Do yourself a favor, buy gold. It's a strong favorite to soar when faith in central banks comes into question.

For further discussion, please see Rate Hike Cycles, Gold, and the “Rule of Total Morons”

Final Irony

We are close to the end of this inflationary cycle just as the average analyst thinks inflation is about to pick up.

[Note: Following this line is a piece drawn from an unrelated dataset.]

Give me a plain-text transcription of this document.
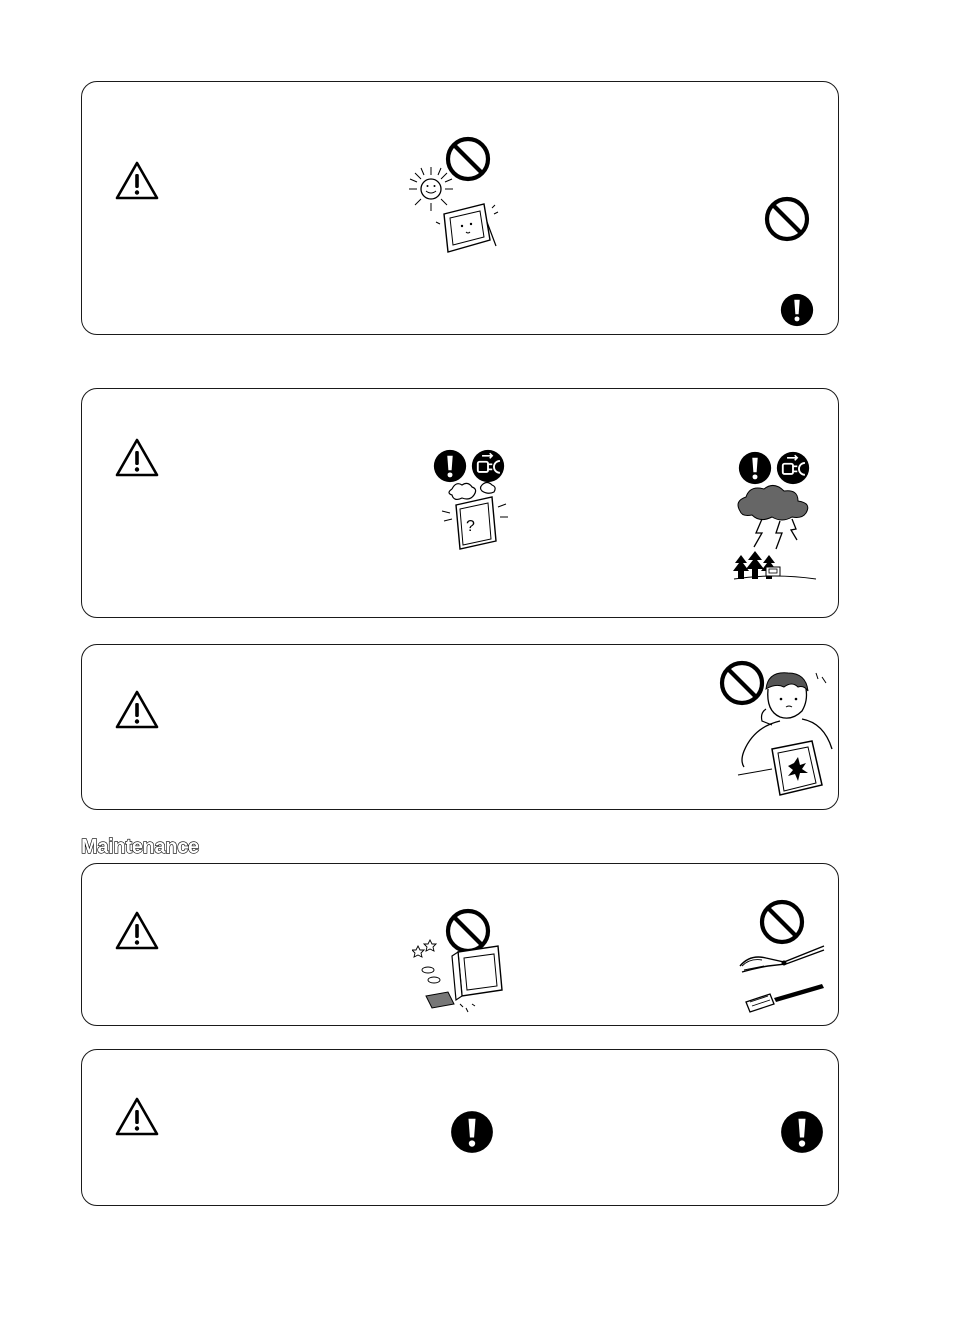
?
Maintenance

It's not necessary for consumer prices to decline by my definition, but it's likely they will.

Mike "Mish" Shedlock

12 Responses

  • AWC

    Feb 8, 2018

    QE-4 will resemble Shock and Awe if even a hint of deflation is detected in this Central Bank sponsored experiment.

  • hmk

    Feb 8, 2018

    What did you mean by credit marked to market.?

  • Roger_Ramjet

    Feb 8, 2018

    I'm still waiting for the day when anyone from the media or an astute congressman or senator will point blank ask the Fed Chairman why 2% or higher inflation is a good thing and who specifically benefits, and then demand an intelligent and complete answer. That's the person I will hold in highest esteem and regard.

  • hmk

    Feb 8, 2018

    The main beneficiary of inflation is the govt. It devalues their debt so they hope with inflation it will effectively reduce their burden.

  • truthseeker

    Feb 8, 2018

    Mish a month ago or so you showed a long term chart that showed almost perfect correlation with several different things and it was amazing how it looked like it could predict the future and it was time the way all these things we’re lining up said it was time for the market to correct. If I’m right about this would please put that chart up again?

  • Zamboni

    Feb 8, 2018

    I'm kinda an idiot, so this might not be 100% accurate, but when banks crashed in 2008 the Fed & congress suspended "mark-to-market" rules, meaning if a bank had a loan, note, or other financial/credit instrument that was in default (worthless), they could still carry it on their books at full value. It made their books look better than they were. When credit instruments decline in value it is deflationary. When they are decline to 0, it is significantly moreso.

  • surfaddict

    Feb 8, 2018

    "There should not be a target at all because there is no economic benefit to inflation." True, but there is a "benefit" to the debt-trodden banks/govt's > Repayment in devalued denominations> And "they" are in charge here, hence, the attempts to constantly stoke inflation.

  • surfaddict

    Feb 8, 2018

    ...yeah what hmk said...

  • Onni4me

    Feb 9, 2018

    " "walk away" from mortgages" This, unfortunately, is not possible where I stay. No personal bankruptcies are possible here. That is the reason why some are still suffering from 1990's crash. There are no second chances in Finland so the next crash will be destroying another generation that believed the slogan: "This time it is different!" I can tell you, it isn't. There is a huge asset and housing bubble here in Scandinavia. I predict the crash will begin from Sweden and spread.

  • RonJ

    Feb 9, 2018

    A target is meaningless. It is like a stopped clock that hits the target twice a day. The FED has spent years trying to hit a 2% arbitrarily measured inflation rate. What happens when they get there? Inflation is not going to magically stop at 2% and stay there on a permanently flat plateau. The FED's target is full employment. Another arbitrarily measured rate. From a recession it may take many years to attain it. By the time it is attained, the economy may be near the next recession.